Cinq hommes se partagent un espace de onze mètres carrés, conçu initialement pour deux. L’air est confiné, la lumière peine à filtrer. Dans cet environnement exigu, un matelas posé à même le sol sert de couche pour la nuit, la tête d’un occupant frôlant le réfrigérateur. Les sanitaires, à peine dissimulés, présentent des fuites, tandis que des moisissures tapissent les fenêtres. Pour lutter contre le froid et l’humidité, certains détenus laissent une plaque de cuisson allumée, transformant une poêle vide en radiateur de fortune.

Cette réalité, observée récemment, n’est pas un cas isolé au sein de l’établissement pénitentiaire de Nanterre. Des cellules encore plus réduites hébergent trois individus dans des conditions similaires. L’atmosphère est saturée par une télévision constamment en marche, les nuits sont hachées, et le temps s’écoule au rythme de discussions répétitives ou de parties de cartes, sources potentielles de friction. L’insalubrité persiste, avec la présence d’insectes, malgré des travaux récents ayant permis, selon la direction, d’éloigner les rongeurs.

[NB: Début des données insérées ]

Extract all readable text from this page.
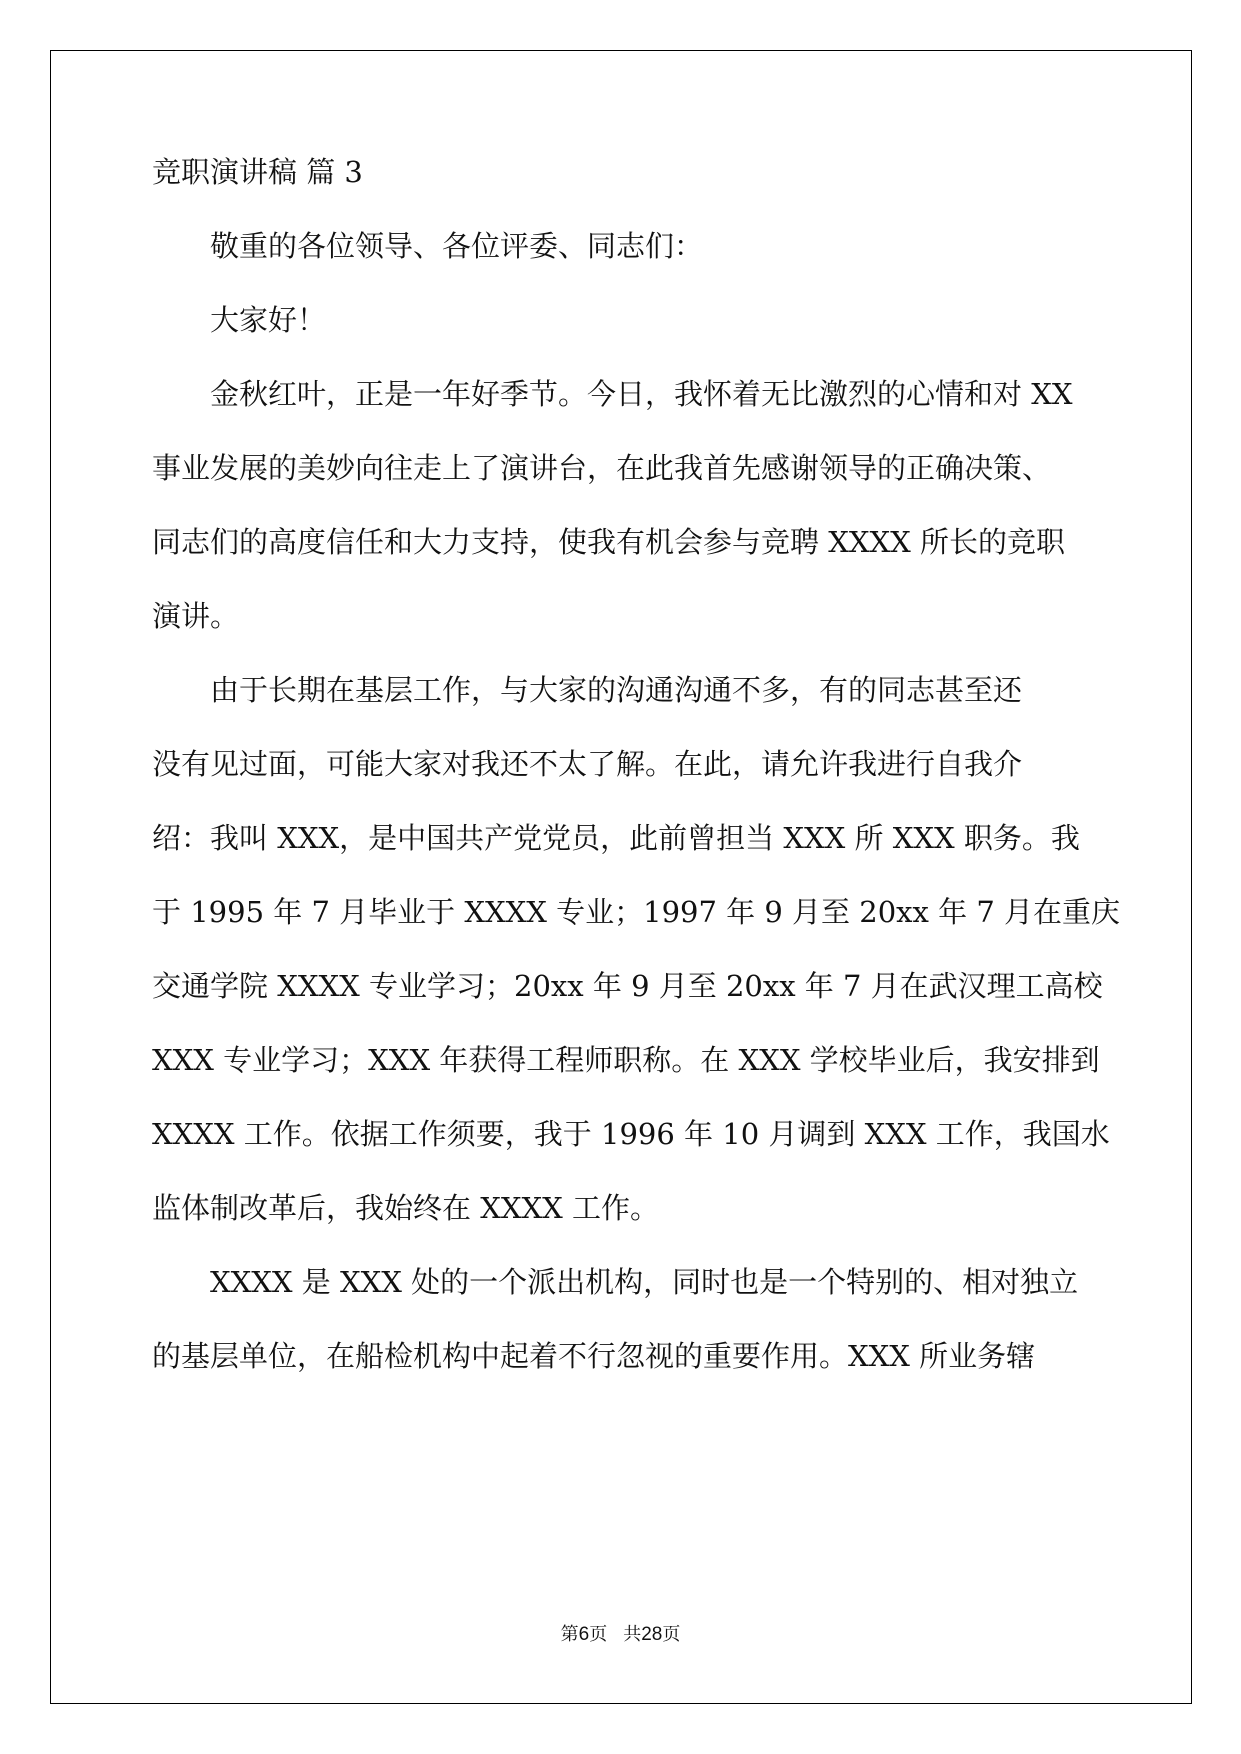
竞职演讲稿 篇 3

敬重的各位领导、各位评委、同志们：

大家好！

金秋红叶，正是一年好季节。今日，我怀着无比激烈的心情和对 XX

事业发展的美妙向往走上了演讲台，在此我首先感谢领导的正确决策、

同志们的高度信任和大力支持，使我有机会参与竞聘 XXXX 所长的竞职

演讲。

由于长期在基层工作，与大家的沟通沟通不多，有的同志甚至还

没有见过面，可能大家对我还不太了解。在此，请允许我进行自我介

绍：我叫 XXX，是中国共产党党员，此前曾担当 XXX 所 XXX 职务。我

于 1995 年 7 月毕业于 XXXX 专业；1997 年 9 月至 20xx 年 7 月在重庆

交通学院 XXXX 专业学习；20xx 年 9 月至 20xx 年 7 月在武汉理工高校

XXX 专业学习；XXX 年获得工程师职称。在 XXX 学校毕业后，我安排到

XXXX 工作。依据工作须要，我于 1996 年 10 月调到 XXX 工作，我国水

监体制改革后，我始终在 XXXX 工作。

XXXX 是 XXX 处的一个派出机构，同时也是一个特别的、相对独立

的基层单位，在船检机构中起着不行忽视的重要作用。XXX 所业务辖

第6页 共28页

Le répit se limite à deux heures de promenade quotidienne, ponctuées par quelques douches hebdomadaires et des parloirs dans des cabines vitrées. L’occupation dépasse systématiquement les deux cents pour cent de la capacité théorique, atteignant parfois des pics encore plus élevés. Cette densité rend toute vie digne et tout travail d’accompagnement particulièrement ardu.

Les personnels, dont l’engagement est officiellement salué, font face à une situation de plus en plus ingérable. L’absentéisme, révélateur d’un épuisement général, atteint des niveaux significatifs. Les conseillers chargés de la préparation à la réinsertion gèrent un nombre de dossiers bien supérieur aux recommandations, compromettant la qualité du suivi. Plusieurs postes essentiels restent vacants, limitant d’autant les actions possibles.

La direction de l’établissement reconnaît une incapacité structurelle à remplir simultanément les trois missions assignées à la prison, à savoir la sanction, la protection de la société et la prévention de la récidive. Dans ce contexte de tension permanente, les demandes des détenus, qu’elles concernent la santé ou des activités, peinent à trouver une réponse, alimentant un sentiment d’abandon et d’injustice au sein de la population carcérale.